Media outlets who use unpaid interns who are not registered students are violating state labor laws, the SF Weekly claims in a story that allows it to bash its rival, the Bay Guardian, which is accused of using such help. The SF Weekly also points fingers at San Francisco Magazine, 7×7, Diablo Magazine, Dwell and Yoga Journal.
“If you’re not a student getting [academic] credit, you’re not a true intern,” Stephanie Barrett of the California Division of Labor Standards Enforcement is quoted by the SF Weekly as saying. “You’re an employee and you should be paid like one.”
The SF Weekly’s Martin Kuz writes the following about the Guardian:
- “The Guild official [Doug Cuthbertson] contends that the Bay Guardian’s dependence on unpaid interns contradicts its persistent advocacy of workers’ rights.
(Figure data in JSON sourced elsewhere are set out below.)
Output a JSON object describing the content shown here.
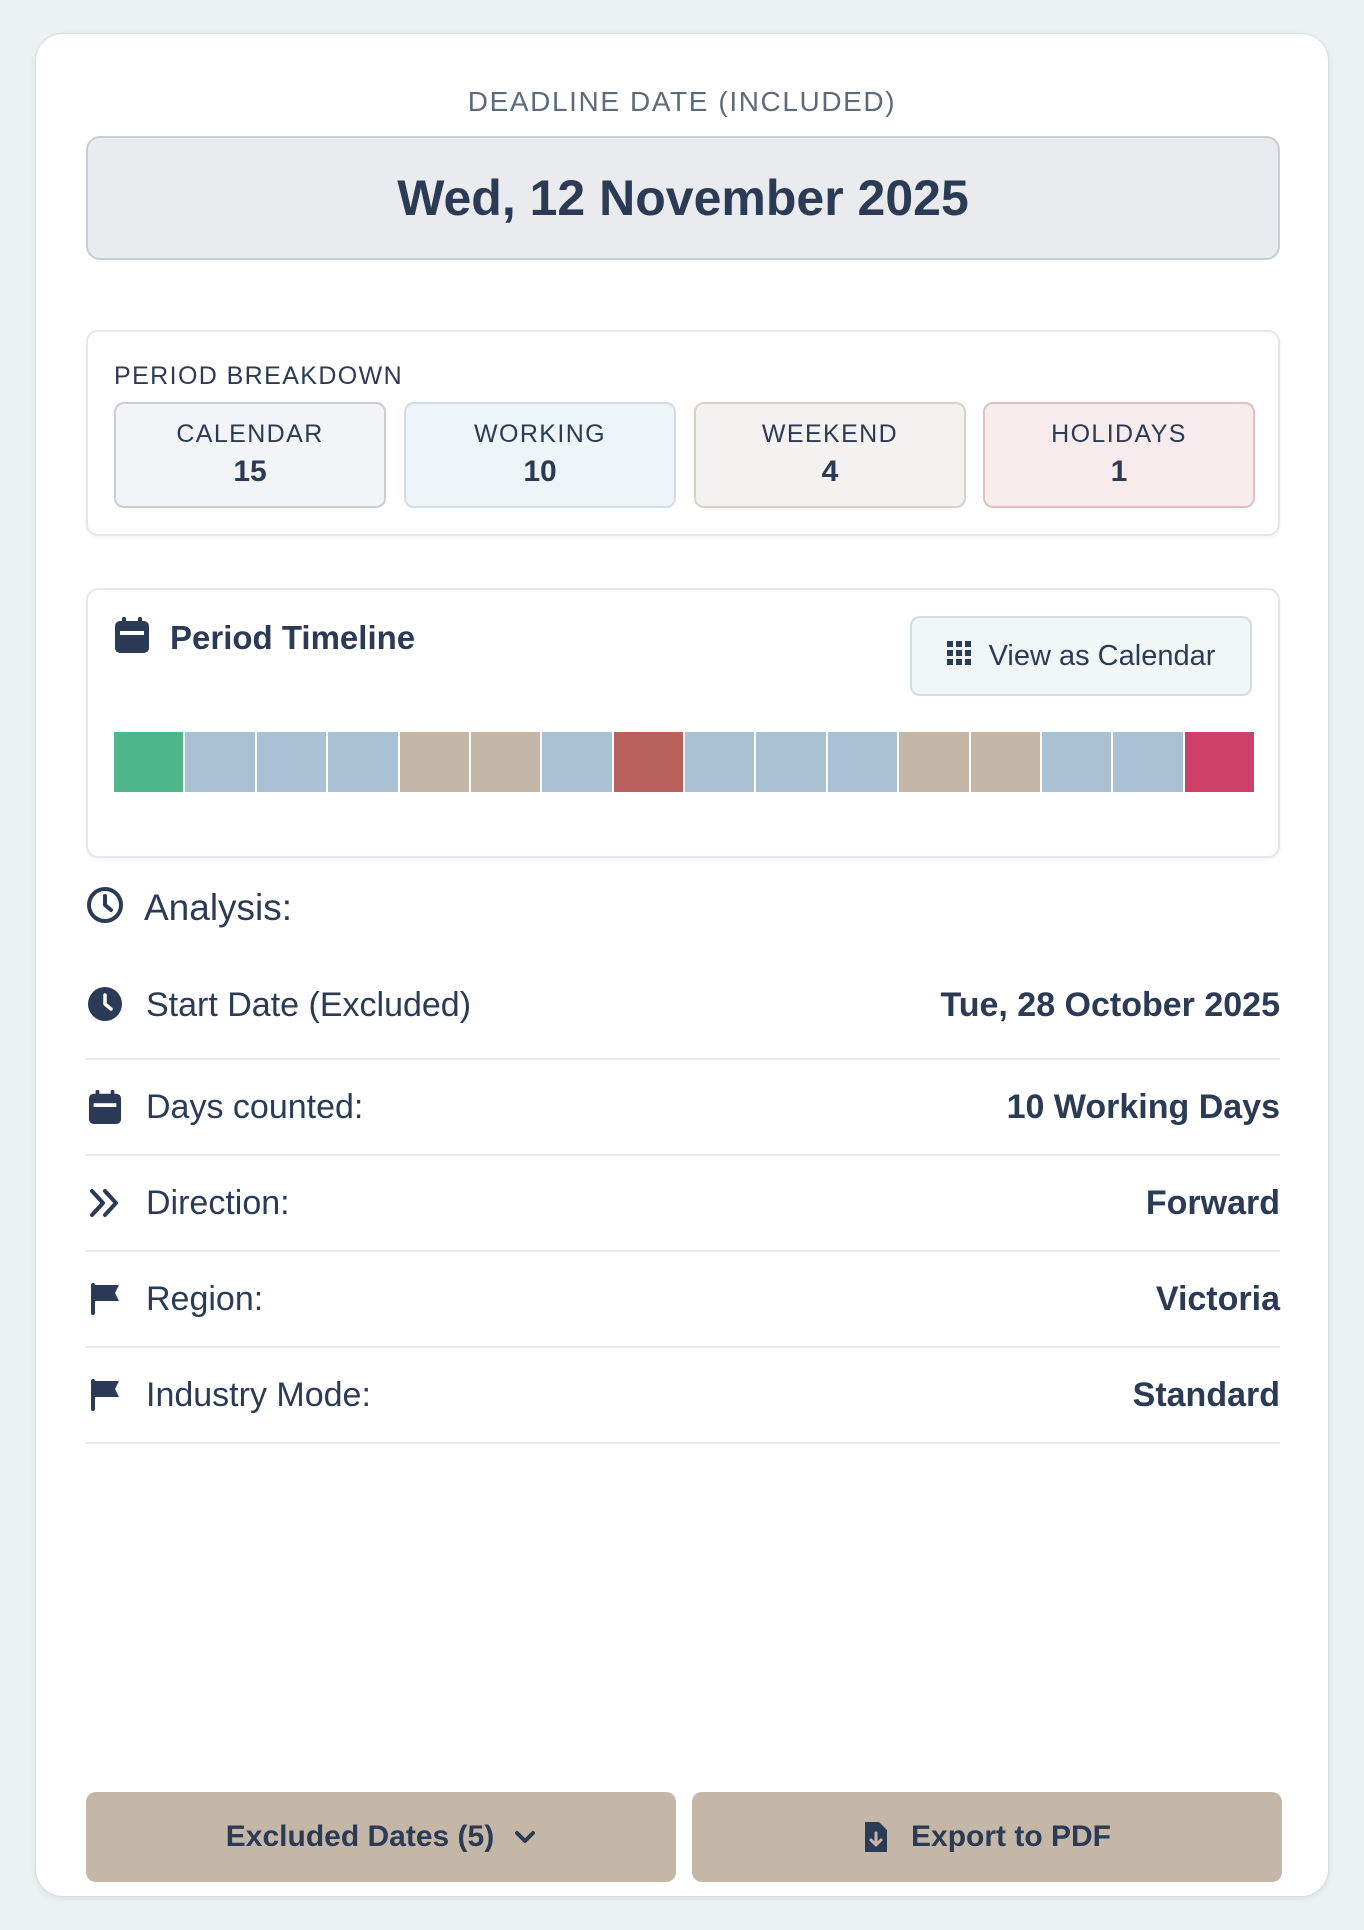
{
  "deadline": {
    "label": "DEADLINE DATE (INCLUDED)",
    "value": "Wed, 12 November 2025"
  },
  "breakdown": {
    "title": "PERIOD BREAKDOWN",
    "stats": [
      {
        "label": "CALENDAR",
        "value": "15",
        "bg": "#f3f4f6",
        "border": "#c9ced4"
      },
      {
        "label": "WORKING",
        "value": "10",
        "bg": "#eef5f8",
        "border": "#d3dde6"
      },
      {
        "label": "WEEKEND",
        "value": "4",
        "bg": "#f3f2f0",
        "border": "#d6d2cc"
      },
      {
        "label": "HOLIDAYS",
        "value": "1",
        "bg": "#f8ebec",
        "border": "#e2bfc2"
      }
    ]
  },
  "timeline": {
    "title": "Period Timeline",
    "view_calendar_label": "View as Calendar",
    "cells": [
      "start",
      "working",
      "working",
      "working",
      "weekend",
      "weekend",
      "working",
      "holiday",
      "working",
      "working",
      "working",
      "weekend",
      "weekend",
      "working",
      "working",
      "deadline"
    ],
    "colors": {
      "start": "#4fb58b",
      "working": "#a9c1d3",
      "weekend": "#c4b7a8",
      "holiday": "#b7605c",
      "deadline": "#cc4069"
    }
  },
  "analysis": {
    "title": "Analysis:",
    "rows": [
      {
        "icon": "clock-icon",
        "label": "Start Date (Excluded)",
        "value": "Tue, 28 October 2025"
      },
      {
        "icon": "calendar-icon",
        "label": "Days counted:",
        "value": "10 Working Days"
      },
      {
        "icon": "double-chevron-right-icon",
        "label": "Direction:",
        "value": "Forward"
      },
      {
        "icon": "flag-icon",
        "label": "Region:",
        "value": "Victoria"
      },
      {
        "icon": "flag-icon",
        "label": "Industry Mode:",
        "value": "Standard"
      }
    ]
  },
  "actions": {
    "excluded_dates": "Excluded Dates (5)",
    "export_pdf": "Export to PDF"
  }
}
Recalling Brugmann’s quashing of efforts to unionize the paper in the 1970s and ’80s, Cuthbertson says, ‘For all [Guardian publisher Bruce Brugmann’s] liberal talk, he hasn’t matched it with his actions.'”
However, Brugmann says he is obeying the law as it has been interpreted by the California Newspaper Publishers Association, whose legal counsel disputes the state’s legal analysis that only students can be classified as interns.
The SF Weekly, the East Bay Express and their owner, Village Voice Media, are being sued by Brugmann’s Guardian for selling ads at below the cost of producing them in an attempt to put the Guardian out of business. The trial starts July 16 in San Francisco.